Le aree perse in Italia dal 2012 avrebbero garantito l'infiltrazione di oltre 360 milioni di metri cubi di acqua di pioggia che ora, scorrendo in superficie, da un lato non sono più disponibili per la ricarica delle falde e dall'altra aggravano la pericolosità idraulica dei nostri territori. Criticità che Caserta conosce fin troppo bene. Un doppio danno, quindi.

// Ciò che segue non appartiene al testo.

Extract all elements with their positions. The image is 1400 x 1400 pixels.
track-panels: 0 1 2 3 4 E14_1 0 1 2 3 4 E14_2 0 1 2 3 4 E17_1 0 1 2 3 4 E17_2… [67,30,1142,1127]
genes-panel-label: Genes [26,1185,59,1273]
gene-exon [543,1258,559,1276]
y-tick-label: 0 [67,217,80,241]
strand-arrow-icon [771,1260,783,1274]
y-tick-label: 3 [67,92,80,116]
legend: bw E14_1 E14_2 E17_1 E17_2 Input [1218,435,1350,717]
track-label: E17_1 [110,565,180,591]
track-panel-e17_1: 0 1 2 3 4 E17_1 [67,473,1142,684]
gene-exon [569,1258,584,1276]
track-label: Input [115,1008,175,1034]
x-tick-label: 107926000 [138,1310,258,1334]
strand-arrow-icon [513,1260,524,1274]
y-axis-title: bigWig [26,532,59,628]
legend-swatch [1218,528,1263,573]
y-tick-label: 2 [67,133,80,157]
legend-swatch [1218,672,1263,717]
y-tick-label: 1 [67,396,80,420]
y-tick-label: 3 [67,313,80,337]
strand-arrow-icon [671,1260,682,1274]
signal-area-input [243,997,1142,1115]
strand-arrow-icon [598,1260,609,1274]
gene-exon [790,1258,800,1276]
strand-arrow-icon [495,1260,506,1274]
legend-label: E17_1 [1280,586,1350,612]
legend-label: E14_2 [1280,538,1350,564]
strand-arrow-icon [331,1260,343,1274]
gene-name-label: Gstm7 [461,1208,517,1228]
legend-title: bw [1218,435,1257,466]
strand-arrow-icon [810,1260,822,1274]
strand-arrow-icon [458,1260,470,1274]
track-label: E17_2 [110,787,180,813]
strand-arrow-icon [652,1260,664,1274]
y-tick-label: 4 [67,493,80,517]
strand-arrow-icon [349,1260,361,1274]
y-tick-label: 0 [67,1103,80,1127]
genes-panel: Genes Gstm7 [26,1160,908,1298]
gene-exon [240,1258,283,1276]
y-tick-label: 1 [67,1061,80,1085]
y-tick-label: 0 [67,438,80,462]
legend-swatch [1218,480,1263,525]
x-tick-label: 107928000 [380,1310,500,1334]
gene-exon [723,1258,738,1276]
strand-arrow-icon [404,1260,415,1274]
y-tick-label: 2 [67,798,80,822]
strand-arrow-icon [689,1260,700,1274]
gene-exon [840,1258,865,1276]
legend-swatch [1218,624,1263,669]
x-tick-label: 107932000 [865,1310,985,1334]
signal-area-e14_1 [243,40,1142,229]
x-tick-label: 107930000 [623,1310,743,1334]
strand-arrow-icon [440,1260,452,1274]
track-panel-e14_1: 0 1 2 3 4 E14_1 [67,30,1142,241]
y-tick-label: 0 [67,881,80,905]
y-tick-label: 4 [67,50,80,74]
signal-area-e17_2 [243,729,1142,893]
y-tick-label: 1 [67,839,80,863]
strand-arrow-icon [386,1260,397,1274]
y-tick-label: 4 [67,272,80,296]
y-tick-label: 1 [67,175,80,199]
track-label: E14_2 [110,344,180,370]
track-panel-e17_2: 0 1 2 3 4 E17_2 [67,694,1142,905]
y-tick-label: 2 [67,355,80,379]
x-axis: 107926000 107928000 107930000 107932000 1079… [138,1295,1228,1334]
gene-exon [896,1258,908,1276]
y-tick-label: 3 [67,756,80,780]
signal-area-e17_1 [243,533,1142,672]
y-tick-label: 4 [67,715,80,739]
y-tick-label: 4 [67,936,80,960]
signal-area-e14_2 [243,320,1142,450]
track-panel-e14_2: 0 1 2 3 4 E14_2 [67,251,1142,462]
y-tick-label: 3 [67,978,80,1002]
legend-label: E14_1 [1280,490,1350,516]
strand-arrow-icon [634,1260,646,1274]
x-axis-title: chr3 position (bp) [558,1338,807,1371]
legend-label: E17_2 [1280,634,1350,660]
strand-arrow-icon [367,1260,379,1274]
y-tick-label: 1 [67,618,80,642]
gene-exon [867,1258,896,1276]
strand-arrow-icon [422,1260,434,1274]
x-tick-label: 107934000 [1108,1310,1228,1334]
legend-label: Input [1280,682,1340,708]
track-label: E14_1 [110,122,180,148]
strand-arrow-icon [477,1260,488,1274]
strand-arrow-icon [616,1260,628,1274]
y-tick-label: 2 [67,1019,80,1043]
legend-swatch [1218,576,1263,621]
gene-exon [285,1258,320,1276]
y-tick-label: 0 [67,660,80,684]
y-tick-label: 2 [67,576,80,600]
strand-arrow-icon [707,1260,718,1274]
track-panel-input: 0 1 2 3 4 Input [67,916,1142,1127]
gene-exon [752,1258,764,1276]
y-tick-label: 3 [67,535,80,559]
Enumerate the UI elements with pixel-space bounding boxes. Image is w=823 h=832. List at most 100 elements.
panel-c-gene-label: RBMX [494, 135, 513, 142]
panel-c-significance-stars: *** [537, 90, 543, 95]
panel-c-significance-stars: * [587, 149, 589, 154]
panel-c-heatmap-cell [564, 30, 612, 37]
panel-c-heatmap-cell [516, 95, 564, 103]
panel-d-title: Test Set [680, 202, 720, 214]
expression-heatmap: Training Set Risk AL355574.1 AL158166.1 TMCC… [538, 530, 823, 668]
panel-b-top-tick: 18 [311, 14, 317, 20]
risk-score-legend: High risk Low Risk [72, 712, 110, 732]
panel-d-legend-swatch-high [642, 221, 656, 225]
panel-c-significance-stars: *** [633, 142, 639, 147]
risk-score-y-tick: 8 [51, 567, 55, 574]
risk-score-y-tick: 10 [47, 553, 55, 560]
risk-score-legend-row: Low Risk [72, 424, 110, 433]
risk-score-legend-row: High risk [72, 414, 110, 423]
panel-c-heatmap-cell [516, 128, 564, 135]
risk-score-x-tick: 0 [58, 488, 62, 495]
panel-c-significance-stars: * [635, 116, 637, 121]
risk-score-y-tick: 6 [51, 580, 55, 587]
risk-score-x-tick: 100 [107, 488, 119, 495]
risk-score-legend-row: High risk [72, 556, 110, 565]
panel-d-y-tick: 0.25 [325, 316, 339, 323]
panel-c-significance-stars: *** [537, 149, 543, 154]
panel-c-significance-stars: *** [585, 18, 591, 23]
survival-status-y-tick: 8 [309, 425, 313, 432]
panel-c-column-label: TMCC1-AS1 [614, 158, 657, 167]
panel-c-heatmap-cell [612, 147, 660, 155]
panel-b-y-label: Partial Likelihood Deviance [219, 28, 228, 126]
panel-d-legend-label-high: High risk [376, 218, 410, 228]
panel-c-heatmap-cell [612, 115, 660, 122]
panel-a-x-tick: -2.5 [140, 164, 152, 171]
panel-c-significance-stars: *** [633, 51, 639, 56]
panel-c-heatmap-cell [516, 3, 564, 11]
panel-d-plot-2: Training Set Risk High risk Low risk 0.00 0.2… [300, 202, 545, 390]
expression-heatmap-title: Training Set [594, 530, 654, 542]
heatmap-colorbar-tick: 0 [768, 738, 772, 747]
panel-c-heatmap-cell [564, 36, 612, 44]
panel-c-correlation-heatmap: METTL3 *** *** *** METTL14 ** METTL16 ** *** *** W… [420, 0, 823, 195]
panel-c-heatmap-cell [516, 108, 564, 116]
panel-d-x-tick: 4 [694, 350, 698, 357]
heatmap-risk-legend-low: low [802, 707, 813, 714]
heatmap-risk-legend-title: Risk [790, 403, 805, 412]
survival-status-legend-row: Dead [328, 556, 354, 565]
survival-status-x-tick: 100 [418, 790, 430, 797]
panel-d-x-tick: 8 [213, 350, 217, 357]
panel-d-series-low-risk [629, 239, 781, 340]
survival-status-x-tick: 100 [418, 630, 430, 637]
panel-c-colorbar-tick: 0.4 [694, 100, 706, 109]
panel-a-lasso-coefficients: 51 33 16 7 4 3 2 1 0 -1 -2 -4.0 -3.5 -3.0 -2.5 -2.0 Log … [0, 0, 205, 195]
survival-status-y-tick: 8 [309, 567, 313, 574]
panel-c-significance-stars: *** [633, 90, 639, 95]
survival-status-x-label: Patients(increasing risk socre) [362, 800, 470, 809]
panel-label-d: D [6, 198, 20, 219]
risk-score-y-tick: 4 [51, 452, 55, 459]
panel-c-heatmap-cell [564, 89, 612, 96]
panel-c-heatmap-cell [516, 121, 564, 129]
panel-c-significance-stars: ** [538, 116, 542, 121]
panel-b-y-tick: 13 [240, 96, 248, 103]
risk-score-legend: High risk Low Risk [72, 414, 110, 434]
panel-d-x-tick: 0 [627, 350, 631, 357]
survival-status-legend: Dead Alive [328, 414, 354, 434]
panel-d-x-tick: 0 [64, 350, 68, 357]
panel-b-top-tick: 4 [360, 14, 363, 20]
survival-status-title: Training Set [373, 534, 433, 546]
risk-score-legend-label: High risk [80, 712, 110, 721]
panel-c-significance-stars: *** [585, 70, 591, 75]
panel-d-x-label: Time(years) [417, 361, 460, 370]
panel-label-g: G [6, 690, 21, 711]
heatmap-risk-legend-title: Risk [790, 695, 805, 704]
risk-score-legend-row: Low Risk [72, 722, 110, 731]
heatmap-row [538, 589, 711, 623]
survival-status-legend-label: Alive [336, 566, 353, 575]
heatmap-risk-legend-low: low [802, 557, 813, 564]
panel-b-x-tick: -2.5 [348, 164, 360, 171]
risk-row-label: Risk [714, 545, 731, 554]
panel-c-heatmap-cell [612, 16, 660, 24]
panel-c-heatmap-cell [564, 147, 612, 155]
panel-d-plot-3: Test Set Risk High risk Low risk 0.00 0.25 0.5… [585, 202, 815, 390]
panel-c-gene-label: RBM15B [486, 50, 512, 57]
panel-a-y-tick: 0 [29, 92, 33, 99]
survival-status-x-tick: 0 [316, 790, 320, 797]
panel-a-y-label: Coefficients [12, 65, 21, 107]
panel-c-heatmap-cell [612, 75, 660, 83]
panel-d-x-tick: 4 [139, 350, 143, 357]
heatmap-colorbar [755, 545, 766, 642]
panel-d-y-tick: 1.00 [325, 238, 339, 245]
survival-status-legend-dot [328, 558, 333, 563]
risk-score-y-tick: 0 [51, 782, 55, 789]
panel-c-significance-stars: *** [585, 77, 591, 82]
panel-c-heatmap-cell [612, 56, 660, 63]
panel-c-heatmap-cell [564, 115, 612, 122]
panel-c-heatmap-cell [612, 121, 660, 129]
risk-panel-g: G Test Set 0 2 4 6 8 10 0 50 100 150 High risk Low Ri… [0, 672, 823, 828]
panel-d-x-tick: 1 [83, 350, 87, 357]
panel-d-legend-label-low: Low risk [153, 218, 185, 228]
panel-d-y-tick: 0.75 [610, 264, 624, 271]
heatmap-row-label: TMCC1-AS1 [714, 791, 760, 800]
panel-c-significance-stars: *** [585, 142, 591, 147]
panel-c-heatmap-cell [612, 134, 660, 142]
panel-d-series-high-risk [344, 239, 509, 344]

Il rapporto Ispra parla di 4.149 tonnellate di produzione agricola persa nel periodo 2012-2021 a causa del passaggio dai terreni naturali a quelli artificiali. Un dato tremendo anche e soprattutto alla luce dell'evoluzione dei prezzi nel settore. Ed in Campania la situazione è andata progressivamente aggravandosi: tra il 2006 ed il 2012 la perdita si era attestata a 250mila quintali, ottavo peggiore risultato in Italia, mentre negli ultimi dieci anni la quota di produzione è calata di 400mila quintali, ed in questo caso si tratta del quarto risultato peggiore a livello nazionale. 

Video

Una serie di spunti, e anche di allarmi se vogliamo, di cui però da queste parti si è fatto pessimo uso. Ce ne possiamo rendere conto leggendo l'EcoAtl@nte dell'Ispra, che contiene mappe, dati e trend dal 2006 al 2021. Il danno grosso da queste parti è stato fatto proprio negli anni subito dopo il 2000, quando sono stati mangiati 843 ettari di territorio naturale. Un dato superiore anche alla provincia di Napoli, battuto solo dal salernitano con la cifra monstre di 1200 ettari. La situazione non è cambiata nemmeno dopo il 2012: nell'arco di tempo fino al 2015 se ne sono andati via ulteriori 356 ettari di territorio, il peggiore risultato in Campania. Tre anni di relativa tranquillità, poi, con dati che oscillavano intorno ai 100 ettari di terreno perso ogni anno, in linea peraltro con l'evoluzione registrata a livello regionale. Nel 2019, poi, la provincia di Caserta subisce uno scatto in avanti, sfiorando i 130 ettari di terreno sacrificato, ed anche in questo caso si tratta dell'estensione più alta a livello regionale. Poi arriva la pandemia, che non arresta ma rallenta notevolmente il consumo del suolo: il dato del 2020 è infatti quasi dimezzato, con 79 ettari trasformati e a fare peggio è solo la provincia di Salerno. Ma si tratta, purtroppo, solo di una pausa. Nel 2021 siamo tornati a 124 ettari di terreno trasformato, a fare peggio questa volta è stata solo la provincia di Napoli con 204 ettari. Speriamo, il prossimo anno, di leggere altri numeri, ma con le opere del Pnrr in ballo sarà difficile.